The summit of Mount Titlis wasn't conquered until 1744, and until the first foreign mountaineers arrived, the most important thing about Engelberg was its ancient Benedictine monastery.

Engelberg means angel mountain, and the monastery got its name when two monks saw a host of angels while walking in the nearby meadows. The monastery gave its name to the village that grew up around it, and an angel remains the symbol of the surrounding town.

Burnt down in 1729 and rebuilt in splendid baroque style, Engelberg's monastery is an impressive piece of architecture, but it's a living community, not an empty museum. It has its own blacksmith and florist and a well-stocked cheese shop, where you can buy cheeses made in the monastery, and elsewhere. There's also an extensive library, with books dating back to the middle ages.
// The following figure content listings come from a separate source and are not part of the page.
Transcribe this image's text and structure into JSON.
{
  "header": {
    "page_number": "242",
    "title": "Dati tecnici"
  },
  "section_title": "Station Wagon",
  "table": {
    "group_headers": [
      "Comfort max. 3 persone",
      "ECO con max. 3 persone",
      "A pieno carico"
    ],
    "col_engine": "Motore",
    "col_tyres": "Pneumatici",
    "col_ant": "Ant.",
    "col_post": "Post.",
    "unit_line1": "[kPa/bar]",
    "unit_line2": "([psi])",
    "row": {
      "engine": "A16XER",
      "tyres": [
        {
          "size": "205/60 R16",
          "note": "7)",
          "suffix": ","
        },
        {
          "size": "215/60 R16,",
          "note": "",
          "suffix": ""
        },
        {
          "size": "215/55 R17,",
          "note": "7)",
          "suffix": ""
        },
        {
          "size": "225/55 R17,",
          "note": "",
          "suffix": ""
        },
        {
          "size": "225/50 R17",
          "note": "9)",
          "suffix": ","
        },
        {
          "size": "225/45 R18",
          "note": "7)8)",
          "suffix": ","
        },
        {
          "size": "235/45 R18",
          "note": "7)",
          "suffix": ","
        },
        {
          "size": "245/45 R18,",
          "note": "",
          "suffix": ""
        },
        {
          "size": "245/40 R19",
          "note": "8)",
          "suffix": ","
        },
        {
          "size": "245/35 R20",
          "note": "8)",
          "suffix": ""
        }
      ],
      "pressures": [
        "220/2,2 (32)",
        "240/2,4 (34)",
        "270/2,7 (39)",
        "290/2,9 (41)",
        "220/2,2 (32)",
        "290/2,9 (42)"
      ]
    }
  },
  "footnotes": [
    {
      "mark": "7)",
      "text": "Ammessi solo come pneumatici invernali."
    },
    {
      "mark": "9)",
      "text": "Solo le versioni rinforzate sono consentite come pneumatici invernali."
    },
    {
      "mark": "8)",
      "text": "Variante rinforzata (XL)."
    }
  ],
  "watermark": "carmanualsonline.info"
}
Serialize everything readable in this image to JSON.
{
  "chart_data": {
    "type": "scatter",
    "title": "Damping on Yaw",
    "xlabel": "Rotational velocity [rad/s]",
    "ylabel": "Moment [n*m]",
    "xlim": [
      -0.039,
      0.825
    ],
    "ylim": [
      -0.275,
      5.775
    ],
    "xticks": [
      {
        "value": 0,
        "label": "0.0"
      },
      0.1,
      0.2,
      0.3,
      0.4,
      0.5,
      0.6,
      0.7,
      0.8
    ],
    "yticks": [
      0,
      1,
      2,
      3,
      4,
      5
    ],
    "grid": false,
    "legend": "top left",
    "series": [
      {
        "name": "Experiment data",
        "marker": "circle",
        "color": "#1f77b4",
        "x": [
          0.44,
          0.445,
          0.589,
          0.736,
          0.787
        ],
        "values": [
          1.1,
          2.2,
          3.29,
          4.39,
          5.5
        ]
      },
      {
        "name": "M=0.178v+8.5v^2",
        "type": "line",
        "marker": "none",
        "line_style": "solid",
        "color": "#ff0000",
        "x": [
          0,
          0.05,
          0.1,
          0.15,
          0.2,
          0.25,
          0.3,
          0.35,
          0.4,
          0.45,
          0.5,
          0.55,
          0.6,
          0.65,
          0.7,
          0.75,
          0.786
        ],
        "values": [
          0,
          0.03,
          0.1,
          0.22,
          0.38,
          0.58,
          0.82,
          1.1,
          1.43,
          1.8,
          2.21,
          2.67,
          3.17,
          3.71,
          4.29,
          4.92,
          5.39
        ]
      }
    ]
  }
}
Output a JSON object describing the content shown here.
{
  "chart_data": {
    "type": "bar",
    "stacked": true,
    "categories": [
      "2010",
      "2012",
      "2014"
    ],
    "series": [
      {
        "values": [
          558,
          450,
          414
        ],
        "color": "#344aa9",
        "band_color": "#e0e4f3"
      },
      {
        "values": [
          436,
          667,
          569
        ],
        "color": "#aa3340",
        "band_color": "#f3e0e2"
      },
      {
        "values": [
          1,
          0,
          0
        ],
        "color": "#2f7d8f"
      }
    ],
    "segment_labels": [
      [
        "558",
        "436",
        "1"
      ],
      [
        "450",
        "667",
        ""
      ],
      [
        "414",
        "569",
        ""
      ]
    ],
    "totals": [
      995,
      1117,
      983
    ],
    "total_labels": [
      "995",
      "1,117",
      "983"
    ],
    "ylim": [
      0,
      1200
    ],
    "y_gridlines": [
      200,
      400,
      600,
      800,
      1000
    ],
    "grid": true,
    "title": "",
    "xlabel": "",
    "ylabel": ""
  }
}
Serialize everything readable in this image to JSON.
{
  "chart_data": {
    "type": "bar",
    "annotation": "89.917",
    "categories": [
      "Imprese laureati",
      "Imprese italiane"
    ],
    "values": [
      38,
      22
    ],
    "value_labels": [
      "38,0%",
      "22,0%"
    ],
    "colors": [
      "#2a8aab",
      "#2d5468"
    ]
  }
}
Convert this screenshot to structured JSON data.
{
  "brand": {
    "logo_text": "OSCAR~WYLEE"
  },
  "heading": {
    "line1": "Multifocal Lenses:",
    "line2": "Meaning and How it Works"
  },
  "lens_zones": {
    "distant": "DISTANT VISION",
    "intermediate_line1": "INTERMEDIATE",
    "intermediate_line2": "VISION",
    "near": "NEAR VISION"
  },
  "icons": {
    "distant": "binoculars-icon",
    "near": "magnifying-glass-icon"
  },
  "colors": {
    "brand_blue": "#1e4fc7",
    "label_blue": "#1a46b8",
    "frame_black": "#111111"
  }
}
A school for painters and writers ever since its foundation in 1120, this monastery was always a centre for learning as well as worship, and it still doubles as a school today.

Built around an ornate onion-domed chapel, with the biggest church organ in Switzerland, it's still home to 40 monks, but it's open to the public every day.

Until 1798, the Abbot of Engelberg was the ruler of the entire area - an independent bishopric answerable only to the Pope. More than 200 years after it became part of Switzerland, Engelberg still feels like a place apart, and this monastery is still the historic hub of this attractive little town.